The very observant among you might think you have seen this Mini Cabriolet before. The German coachbuilder Lamm built 75 chop-top Minis a couple of years ago, with Rover's approval and, though the structure was short of stiffness, it did at least look a thoroughly professional job. That car had wide alloy wheels, pumped-out wheel-arches and hunky bumpers; so does this one.

If you are not sure whether the Cabriolet is dead racy or a bit of a lump, note the reactions of your fellow humans: they smile and point, exclaim with delight, and engage the Mini's driver in conversation. It is definitely a cute car, friendly, cuddly, non-aggressive, an antidote to faceless modernity.

People become even more animated when they look inside, an easy enough feat when the fabric hood is folded back into a foot-high pile on top of the boot.

What the eager onlookers see is a cabin flaunting polished walnut (on the door cappings, facia, instrument cluster and gear-lever knob), leather (for the steering wheel), and stainless steel (for the door steps). Everything else is trimmed in rich and tasteful grey fabrics, including the outsize, Rover 800-like, front seats. You could not get further from Sir Alec Issigonis's original minimalist Mini concept if you tried. Even the driving position is normal now.

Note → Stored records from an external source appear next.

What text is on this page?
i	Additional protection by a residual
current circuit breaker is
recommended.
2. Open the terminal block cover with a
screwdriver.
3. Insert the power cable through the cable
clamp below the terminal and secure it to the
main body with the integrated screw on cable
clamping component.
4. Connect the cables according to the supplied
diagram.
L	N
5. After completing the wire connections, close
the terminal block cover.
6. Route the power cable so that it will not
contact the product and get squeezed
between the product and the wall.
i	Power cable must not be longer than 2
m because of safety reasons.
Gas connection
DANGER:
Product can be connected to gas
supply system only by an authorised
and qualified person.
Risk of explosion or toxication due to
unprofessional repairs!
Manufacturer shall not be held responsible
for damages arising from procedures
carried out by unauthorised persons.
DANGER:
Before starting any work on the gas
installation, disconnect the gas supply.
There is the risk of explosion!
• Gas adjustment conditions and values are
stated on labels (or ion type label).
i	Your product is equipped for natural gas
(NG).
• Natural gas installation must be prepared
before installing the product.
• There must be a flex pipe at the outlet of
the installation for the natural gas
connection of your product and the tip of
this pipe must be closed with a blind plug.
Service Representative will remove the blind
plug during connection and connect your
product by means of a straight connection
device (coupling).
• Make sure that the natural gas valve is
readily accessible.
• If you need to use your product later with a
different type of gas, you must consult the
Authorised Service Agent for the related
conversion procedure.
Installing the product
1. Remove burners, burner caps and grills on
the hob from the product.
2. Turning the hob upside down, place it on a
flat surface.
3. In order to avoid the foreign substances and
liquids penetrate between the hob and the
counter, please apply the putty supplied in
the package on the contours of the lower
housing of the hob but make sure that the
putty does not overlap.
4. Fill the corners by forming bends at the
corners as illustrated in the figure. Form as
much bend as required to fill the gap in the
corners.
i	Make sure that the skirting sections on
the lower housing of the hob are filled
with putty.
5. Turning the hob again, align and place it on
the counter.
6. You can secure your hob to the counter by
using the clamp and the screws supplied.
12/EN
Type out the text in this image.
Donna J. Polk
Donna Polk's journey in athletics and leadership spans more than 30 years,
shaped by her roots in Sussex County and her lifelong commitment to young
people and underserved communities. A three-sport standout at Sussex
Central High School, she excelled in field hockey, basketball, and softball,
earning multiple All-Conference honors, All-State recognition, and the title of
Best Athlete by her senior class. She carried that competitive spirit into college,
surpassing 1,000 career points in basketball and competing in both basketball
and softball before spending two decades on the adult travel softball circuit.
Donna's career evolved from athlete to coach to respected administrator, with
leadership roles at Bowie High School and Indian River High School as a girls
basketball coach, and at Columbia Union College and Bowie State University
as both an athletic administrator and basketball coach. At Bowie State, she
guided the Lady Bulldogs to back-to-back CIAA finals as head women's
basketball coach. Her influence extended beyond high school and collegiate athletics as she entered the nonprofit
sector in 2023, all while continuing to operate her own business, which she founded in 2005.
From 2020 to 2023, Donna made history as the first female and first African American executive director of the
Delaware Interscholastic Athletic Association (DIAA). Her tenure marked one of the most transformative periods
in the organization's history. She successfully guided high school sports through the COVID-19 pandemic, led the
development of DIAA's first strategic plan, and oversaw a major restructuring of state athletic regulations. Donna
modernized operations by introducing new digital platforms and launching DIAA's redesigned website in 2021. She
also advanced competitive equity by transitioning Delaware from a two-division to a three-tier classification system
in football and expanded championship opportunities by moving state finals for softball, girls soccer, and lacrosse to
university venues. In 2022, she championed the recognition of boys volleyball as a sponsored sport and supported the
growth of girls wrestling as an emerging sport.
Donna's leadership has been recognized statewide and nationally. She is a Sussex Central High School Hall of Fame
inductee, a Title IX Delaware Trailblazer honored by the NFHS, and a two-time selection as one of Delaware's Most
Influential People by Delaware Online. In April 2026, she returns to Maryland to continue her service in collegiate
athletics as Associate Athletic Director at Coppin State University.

Those seats count a lot towards the Cabriolet's comfort, because they absorb much of the Mini's bounce. But this is not the only reason why the Cabriolet rides the bumps more serenely than any previous Mini. Additional weight plays a part, and while the Cabriolet bodyshell is commendably rigid considering it has no roof, there is a little bit of flexing in the structure which acts like an extra layer of suspension beyond the usual rubber cone springs behind each wheel. A side-effect of the weight and flex is that this Mini does not steer with quite the precision of its best forebears. That is to say, it is no more than extremely agile. The chunky 165/60 R13 tyres give it ludicrously high levels of grip, and there remain few cars that can keep up with the Cabriolet through a series of tight corners.

True, it cannot compete on the straights, for the venerable 1,275cc engine (a direct descendant of the motor that powered granddad's Austin A30) is not very powerful. But its easy, lazy power delivery, with strong pull from low speeds, suits the Mini's character to perfection. This is not a car in which to rush from place to place at the highest possible speeds. Rather, you should fold back the roof, wind down all the side windows and head off into the sun, the sounds and the smells.

And should the rains interrupt, up goes the hood to make a snug and serene little saloon. That is when you discover the final bonus: the body boom that has plagued past Minis is nowhere to be heard.

It is uncanny. Everything that drives you mad in a Mini has been expunged from the Cabriolet, to leave a cracking good little car. If you think a modern Mini cannot be anything but a tarted-up museum piece, try this one.


Mini Cabriolet, pounds 11,995. Engine: 1,275cc, four cylinders, 63bhp

at 5,700rpm. Four-speed manual, front-wheel drive. Top speed 92mph, 0-60mph in 12.3 seconds. Fuel consumption: 35-40mpg unleaded.


Honda CRX ESi, pounds 15,395. A good deal more expensive than the Mini, and with two fewer seats, but this sports car does have a retractable, rigid roof which is stored in the top of the boot. Fun to drive, though much floppier than the Mini.

Mazda 121 Canvas Top, pounds 9,800. A Corsa-size supermini with a friendly shape and full-length electric sunroof. No convertible, but good for fresh-air fiends. Lively engine, good ride, excellent handling.

Peugeot 205 CJ, pounds 11,535. Nowhere near as old a design as the Mini, but the 205 is still a design classic. CJ version uses modest 1.4-litre engine, lacks luxury touches and quality feel of the Mini but has more space and equally fine dynamics.

Volkswagen Golf Clipper, pounds 12,660. Now ousted by the new convertible version of the Mk III Golf, just launched in mainland Europe, the Mk I-based Clipper might still be available in a few VW dealers. Dated but still appealing design; good value.